Nevertheless, the new key additions to the Medical Devices Regulation (MDR) are significant. The MDR introduces an additional pre-market scrutiny stage for Class III and implantable devices, whereby the Notified Body must consult a new Commission Expert Panel in the conformity assessment process. For all devices, a renewed focus on clinical evaluation and clinical data will require manufacturers to focus on this area early on to ensure they have sufficient data available. New restrictions on equivalence will mean that, for higher risk devices, reliance on clinical data from an equivalent device will be possible only if there is full access to technical documentation of the equivalent device. Manufacturers will also need to ensure that they have robust post-market clinical follow-up plans in place. For Class III and implantable devices, manufacturers are now required to produce a summary of safety and clinical performance to be evaluated by the Notified Body before being uploaded to the EUDAMED data base.
There are higher burdens for IVD manufacturers as well. Approximately 80-90% of all IVD’s will need some level of Notified Body intervention, compared to only around 10-20% under the former Directive. Also, for companion diagnostics, a large number of assays that were self-declared under the IVD Directive are moved to Class C under the IVD Regulation, requiring Notified Body assessment for the first time. New clinical evidence requirements for IVD’s will be necessary to ensure that an acceptable level of evidence is available.

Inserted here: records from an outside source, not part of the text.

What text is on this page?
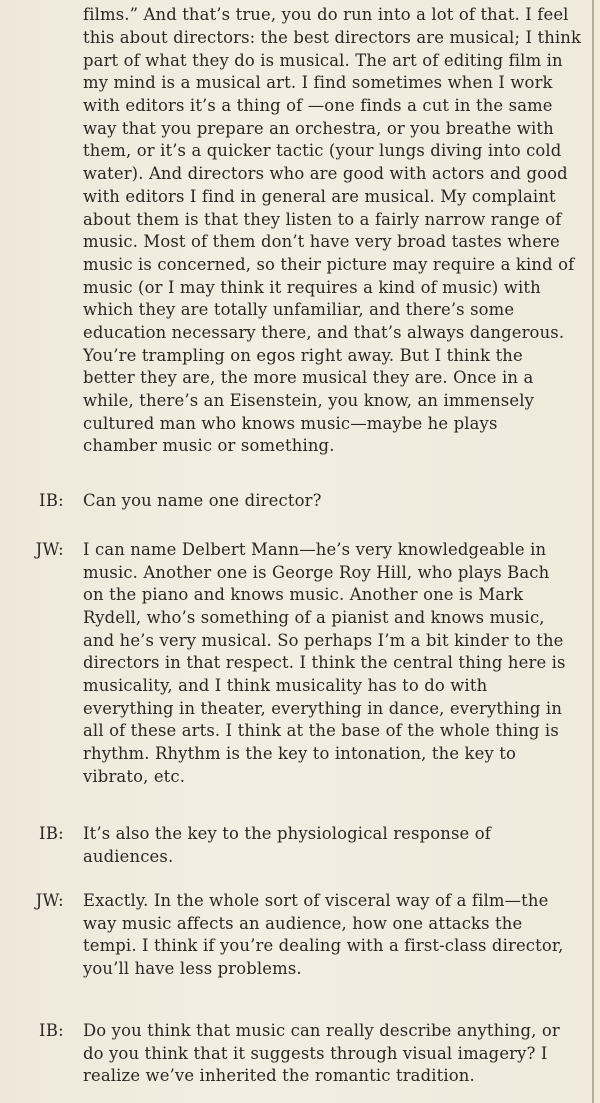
films.” And that’s true, you do run into a lot of that. I feel
this about directors: the best directors are musical; I think
part of what they do is musical. The art of editing film in
my mind is a musical art. I find sometimes when I work
with editors it’s a thing of —one finds a cut in the same
way that you prepare an orchestra, or you breathe with
them, or it’s a quicker tactic (your lungs diving into cold
water). And directors who are good with actors and good
with editors I find in general are musical. My complaint
about them is that they listen to a fairly narrow range of
music. Most of them don’t have very broad tastes where
music is concerned, so their picture may require a kind of
music (or I may think it requires a kind of music) with
which they are totally unfamiliar, and there’s some
education necessary there, and that’s always dangerous.
You’re trampling on egos right away. But I think the
better they are, the more musical they are. Once in a
while, there’s an Eisenstein, you know, an immensely
cultured man who knows music—maybe he plays
chamber music or something.
IB: Can you name one director?
JW: I can name Delbert Mann—he’s very knowledgeable in
music. Another one is George Roy Hill, who plays Bach
on the piano and knows music. Another one is Mark
Rydell, who’s something of a pianist and knows music,
and he’s very musical. So perhaps I’m a bit kinder to the
directors in that respect. I think the central thing here is
musicality, and I think musicality has to do with
everything in theater, everything in dance, everything in
all of these arts. I think at the base of the whole thing is
rhythm. Rhythm is the key to intonation, the key to
vibrato, etc.
IB: It’s also the key to the physiological response of
audiences.
JW: Exactly. In the whole sort of visceral way of a film—the
way music affects an audience, how one attacks the
tempi. I think if you’re dealing with a first-class director,
you’ll have less problems.
IB: Do you think that music can really describe anything, or
do you think that it suggests through visual imagery? I
realize we’ve inherited the romantic tradition.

Persons Responsible for Regulatory Compliance and Vigilance
Both the manufacturer and the Authorized Representative must appoint a person for their own entity with formal qualification of two years’ experience, or five years’ experience if no formal qualification, in a Quality Assurance/Regulatory Affairs role. Responsibilities include batch release, maintaining Technical Documentation and vigilance overview. Most of the current medical device guidance on vigilance is incorporated into the regulations and is compulsory. However, current 30-day reporting is reduced to 15 days, and there is a central portal for reporting with increased focus on trend reporting.
The introduction of the EU MDR obligates medical device manufacturers to invest in additional technology to enable the fast and accurate application of traceability coding to products and packaging at the individual item level. Failure to comply may result in withdrawal of products from sale. A new prescribed format of technical documentation with additional detail required to ensure presentation in a clear, organized, readily searchable way is a crucial change. The essential requirements are being replaced with “safety and performance requirements” which will necessitate technical files to be re-written. All of the new changes might also affect registrations outside the US which rely on CE marking. Even though transitional grace periods are in place, due to the complexity and level of effort required, manufacturers should begin immediately to work to ensure compliance before May 2020 for medical devices and 2022 for in vitro diagnostic devices.
Ensuring Your Organization Is Prepared
The new EU regulations for medical devices and in vitro diagnostic medical devices pose new regulatory hurdles and require significant changes. As May 2020 approaches, consider having an independent assessment to determine your organizational readiness to ensure compliance with the new regulations.